Just found out they needed me in LA!” he said to a stewardess. “How much for a seat?” He plunked himself down a few aisles ahead of us. The miniskirt-wearing stewardess wrote out a ticket for him in pen, using a preprinted blank form. He paid with cash.

Oh, he wasn’t the hijacker, by the way.

In 1972 there were thirty-one skyjacking attempts in the United States, an average of more than one every two weeks. By January of 1973, metal detectors were mandatory for all flights, and the devil I met that day was one of the reasons. But at that moment, people just … accepted that any passenger on any airplane could have a gun or a bomb, just as they accepted that anyone’s cigarette smoke would permanently contaminate any public place with oily residue.

It was the golden age of the sky pirate.

Our Boeing 727 had a single aisle, three seats on each side, and 94 seats. We were near the back on the left. Mom had the middle seat. I was on the aisle, and no one was obstructing her view of the window. I was the only child on board.

Only one other passenger was between us and the rear exit: a man, one row behind us on the right.

That Russell Crowe movie had him swaggering onto the plane with his wraparound sunglasses already on.
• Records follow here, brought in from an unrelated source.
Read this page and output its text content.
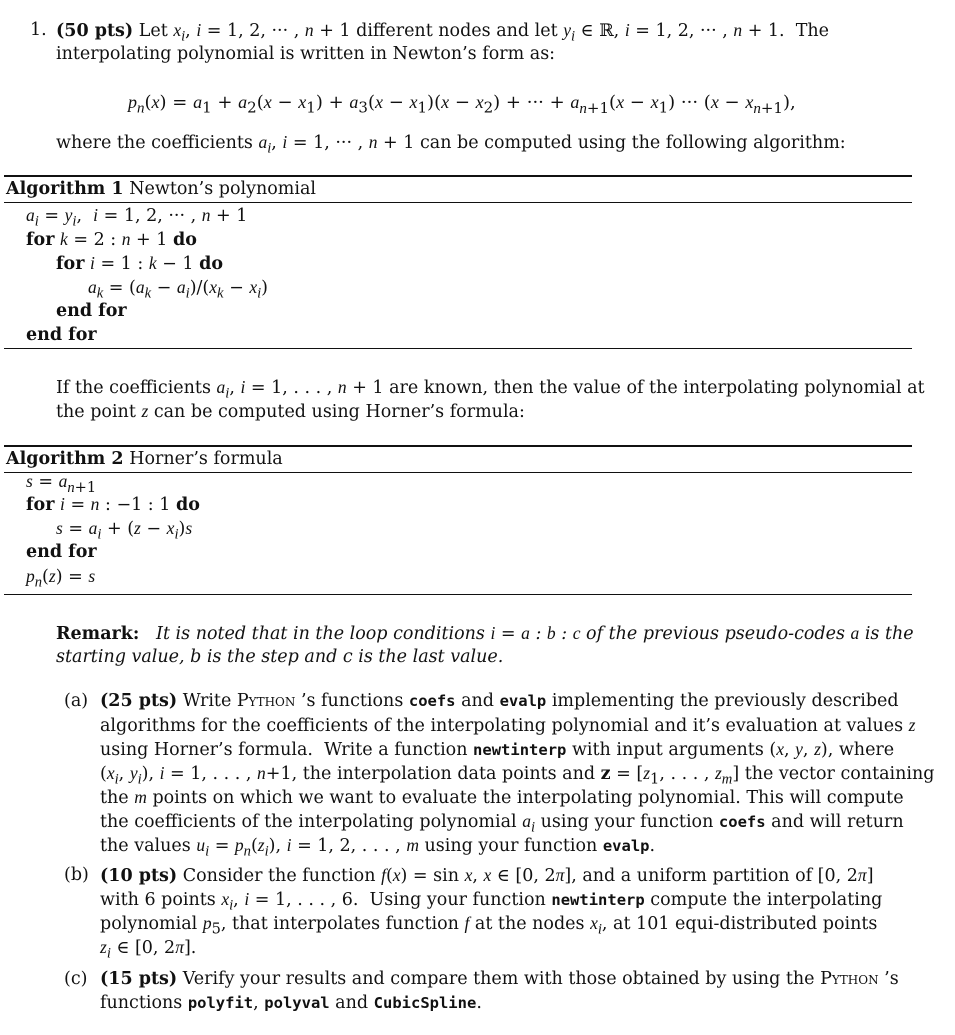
1. (50 pts) Let $x_i$, i = 1, 2, ··· , n + 1 different nodes and let $y_i$ ∈ ℝ, i = 1, 2, ··· , n + 1.  The
interpolating polynomial is written in Newton’s form as:
$p_n(x) = a_1 + a_2(x - x_1) + a_3(x - x_1)(x - x_2)$ + ··· + $a_{n+1}(x - x_1)$ ··· $(x - x_{n+1})$,
where the coefficients $a_i$, i = 1, ··· , n + 1 can be computed using the following algorithm:
Algorithm 1 Newton’s polynomial
$a_i = y_i$,  i = 1, 2, ··· , n + 1
for k = 2 : n + 1 do
for i = 1 : k − 1 do
$a_k = (a_k - a_i)/(x_k - x_i)$
end for
end for
If the coefficients $a_i$, i = 1, . . . , n + 1 are known, then the value of the interpolating polynomial at
the point z can be computed using Horner’s formula:
Algorithm 2 Horner’s formula
$s = a_{n+1}$
for i = n : −1 : 1 do
$s = a_i + (z - x_i)s$
end for
$p_n(z) = s$
Remark: It is noted that in the loop conditions i = a : b : c of the previous pseudo-codes a is the
starting value, b is the step and c is the last value.
(a) (25 pts) Write Python ’s functions coefs and evalp implementing the previously described
algorithms for the coefficients of the interpolating polynomial and it’s evaluation at values z
using Horner’s formula.  Write a function newtinterp with input arguments (x, y, z), where
($x_i$, $y_i$), i = 1, . . . , n+1, the interpolation data points and $z = [z_1$, . . . , $z_m$] the vector containing
the m points on which we want to evaluate the interpolating polynomial. This will compute
the coefficients of the interpolating polynomial $a_i$ using your function coefs and will return
the values $u_i = p_n(z_i)$, i = 1, 2, . . . , m using your function evalp.
(b) (10 pts) Consider the function f(x) = sin x, x ∈ [0, 2π], and a uniform partition of [0, 2π]
with 6 points $x_i$, i = 1, . . . , 6.  Using your function newtinterp compute the interpolating
polynomial $p_5$, that interpolates function f at the nodes $x_i$, at 101 equi-distributed points
$z_i$ ∈ [0, 2π].
(c) (15 pts) Verify your results and compare them with those obtained by using the Python ’s
functions polyfit, polyval and CubicSpline.
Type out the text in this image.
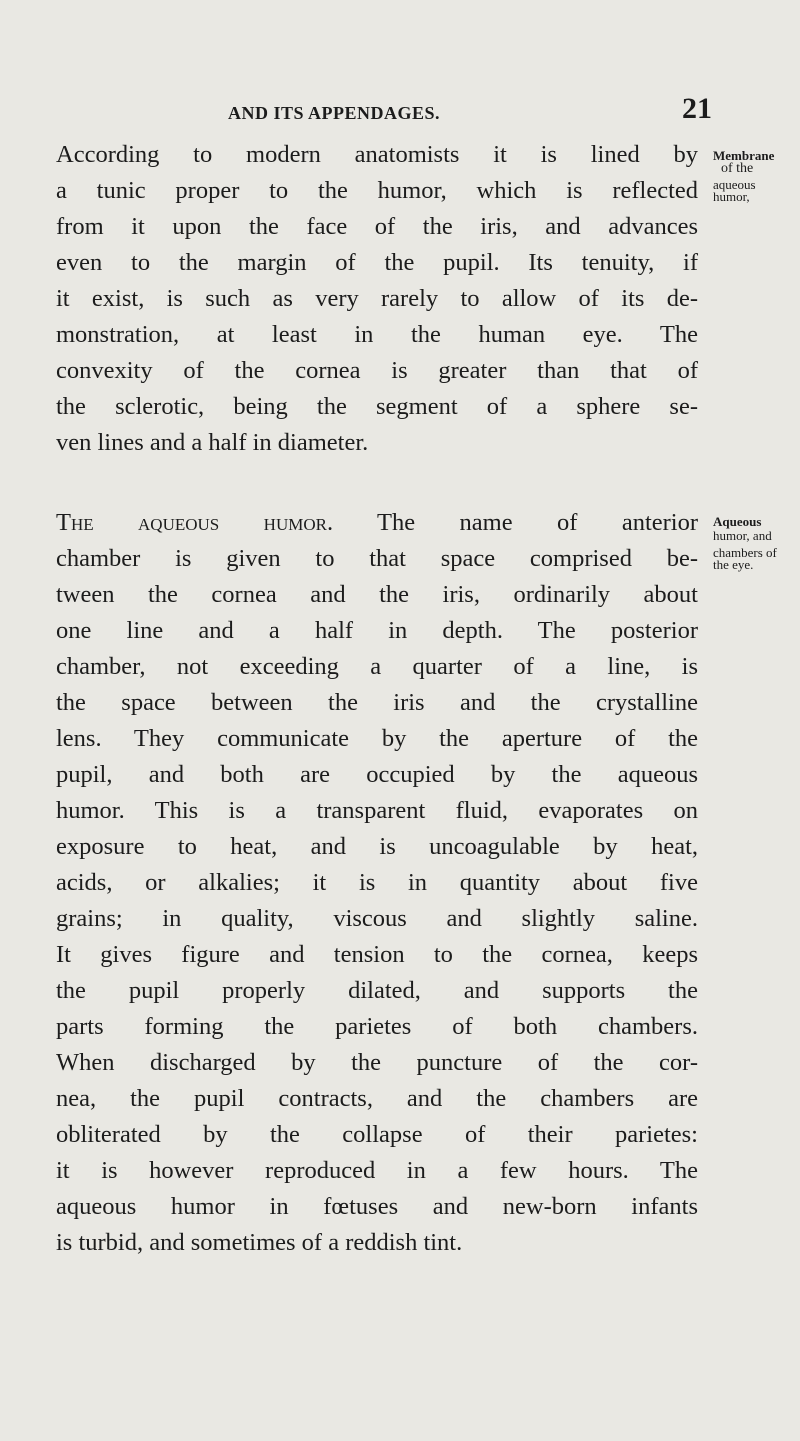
AND ITS APPENDAGES.	21
According to modern anatomists it is lined by
a tunic proper to the humor, which is reflected
from it upon the face of the iris, and advances
even to the margin of the pupil. Its tenuity, if
it exist, is such as very rarely to allow of its de-
monstration, at least in the human eye. The
convexity of the cornea is greater than that of
the sclerotic, being the segment of a sphere se-
ven lines and a half in diameter.
The aqueous humor. The name of anterior
chamber is given to that space comprised be-
tween the cornea and the iris, ordinarily about
one line and a half in depth. The posterior
chamber, not exceeding a quarter of a line, is
the space between the iris and the crystalline
lens. They communicate by the aperture of the
pupil, and both are occupied by the aqueous
humor. This is a transparent fluid, evaporates on
exposure to heat, and is uncoagulable by heat,
acids, or alkalies; it is in quantity about five
grains; in quality, viscous and slightly saline.
It gives figure and tension to the cornea, keeps
the pupil properly dilated, and supports the
parts forming the parietes of both chambers.
When discharged by the puncture of the cor-
nea, the pupil contracts, and the chambers are
obliterated by the collapse of their parietes:
it is however reproduced in a few hours. The
aqueous humor in fœtuses and new-born infants
is turbid, and sometimes of a reddish tint.
Membrane
of the
aqueous
humor,
Aqueous
humor, and
chambers of
the eye.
Crowe glowered like a silent movie villain about to tie the damsel to the railroad tracks.

Balls. The real guy had cheek in buying his ticket under the name “Robin Skye,” but that was just to screw with everyone’s heads after, when they looked at the manifest.
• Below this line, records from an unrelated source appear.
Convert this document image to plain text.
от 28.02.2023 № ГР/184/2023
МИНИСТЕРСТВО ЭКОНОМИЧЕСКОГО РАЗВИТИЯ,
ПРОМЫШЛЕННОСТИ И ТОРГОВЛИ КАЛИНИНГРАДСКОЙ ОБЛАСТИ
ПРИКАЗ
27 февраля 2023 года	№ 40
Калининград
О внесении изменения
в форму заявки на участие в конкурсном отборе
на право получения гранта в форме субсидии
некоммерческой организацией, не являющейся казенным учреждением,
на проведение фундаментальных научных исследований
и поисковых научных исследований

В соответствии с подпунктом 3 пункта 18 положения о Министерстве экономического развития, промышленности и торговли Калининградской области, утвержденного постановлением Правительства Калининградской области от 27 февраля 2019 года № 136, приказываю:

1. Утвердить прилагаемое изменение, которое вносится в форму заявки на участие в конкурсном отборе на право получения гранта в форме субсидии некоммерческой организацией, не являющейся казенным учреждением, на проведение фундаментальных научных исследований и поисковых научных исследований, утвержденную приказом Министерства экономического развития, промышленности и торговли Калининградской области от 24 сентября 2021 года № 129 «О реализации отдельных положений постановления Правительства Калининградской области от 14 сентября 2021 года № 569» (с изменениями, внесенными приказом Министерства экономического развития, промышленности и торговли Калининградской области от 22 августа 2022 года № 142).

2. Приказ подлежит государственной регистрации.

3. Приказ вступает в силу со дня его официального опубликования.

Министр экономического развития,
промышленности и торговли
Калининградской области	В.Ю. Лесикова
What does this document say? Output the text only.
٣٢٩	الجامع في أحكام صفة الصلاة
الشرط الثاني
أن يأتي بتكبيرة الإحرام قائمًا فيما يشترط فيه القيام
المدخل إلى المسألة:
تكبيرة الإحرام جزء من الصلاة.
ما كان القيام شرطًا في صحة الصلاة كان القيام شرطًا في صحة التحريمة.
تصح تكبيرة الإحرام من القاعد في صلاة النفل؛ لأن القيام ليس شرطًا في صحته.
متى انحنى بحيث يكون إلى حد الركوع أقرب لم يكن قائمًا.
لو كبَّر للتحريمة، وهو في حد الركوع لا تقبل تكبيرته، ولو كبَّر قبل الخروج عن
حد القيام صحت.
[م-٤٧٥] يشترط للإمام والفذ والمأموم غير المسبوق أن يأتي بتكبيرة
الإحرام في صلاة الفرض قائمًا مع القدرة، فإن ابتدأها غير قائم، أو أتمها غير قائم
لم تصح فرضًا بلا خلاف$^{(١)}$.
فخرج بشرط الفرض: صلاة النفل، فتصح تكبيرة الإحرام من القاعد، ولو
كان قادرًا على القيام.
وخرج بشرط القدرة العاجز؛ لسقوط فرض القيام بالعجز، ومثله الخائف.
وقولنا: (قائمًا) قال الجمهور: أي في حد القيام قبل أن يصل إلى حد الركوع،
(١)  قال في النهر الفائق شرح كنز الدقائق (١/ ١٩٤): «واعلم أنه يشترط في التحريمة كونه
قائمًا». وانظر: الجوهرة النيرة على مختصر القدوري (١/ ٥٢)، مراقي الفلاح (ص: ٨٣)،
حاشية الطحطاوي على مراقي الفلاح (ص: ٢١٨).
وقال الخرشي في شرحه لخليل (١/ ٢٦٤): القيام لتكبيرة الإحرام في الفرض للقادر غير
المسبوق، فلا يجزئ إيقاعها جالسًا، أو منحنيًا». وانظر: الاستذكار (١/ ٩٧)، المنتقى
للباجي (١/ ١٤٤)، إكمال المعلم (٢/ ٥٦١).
He wasn’t a fool; he didn’t draw attention to himself. All of Braniff’s employees agreed on that.

I only noticed him because of this:  Before we took off, Mom bought a Coke for me and a Tab for her from the beverage cart. He was next. He leaned in closer to the aisle and said, “Jack and Coke,” in a quiet rumble of a voice.

I’d seen some awful movie with George C. Scott on TV recently, and his voice reminded me of Scott’s. Immediately, I looked at my own mere Coke and yelled, “I want a Jacqueline Coke too!” thinking, I guess, it was some kind of flavoring, like cherry Coke.

I hadn’t exactly been raised on the street, you see.

The stewardess smiled at me. “Robin Skye” merely glanced at me with a bland, unthreatening face.

He was just a guy in a turtleneck sweater and a trench coat he had not yet doffed. He handed her the money, and I remember thinking how small those dollars looked in that meaty palm.

“You don’t drink,” my mother said. I’d heard people say that before, and I never knew what it meant! How did people not drink? Didn’t they get thirsty?

When we took off, I was nervous, but also excited. Mom was just nervous. I looked at her curiously, wondering why on earth my mom would be afraid of anything. But we did not speak of it.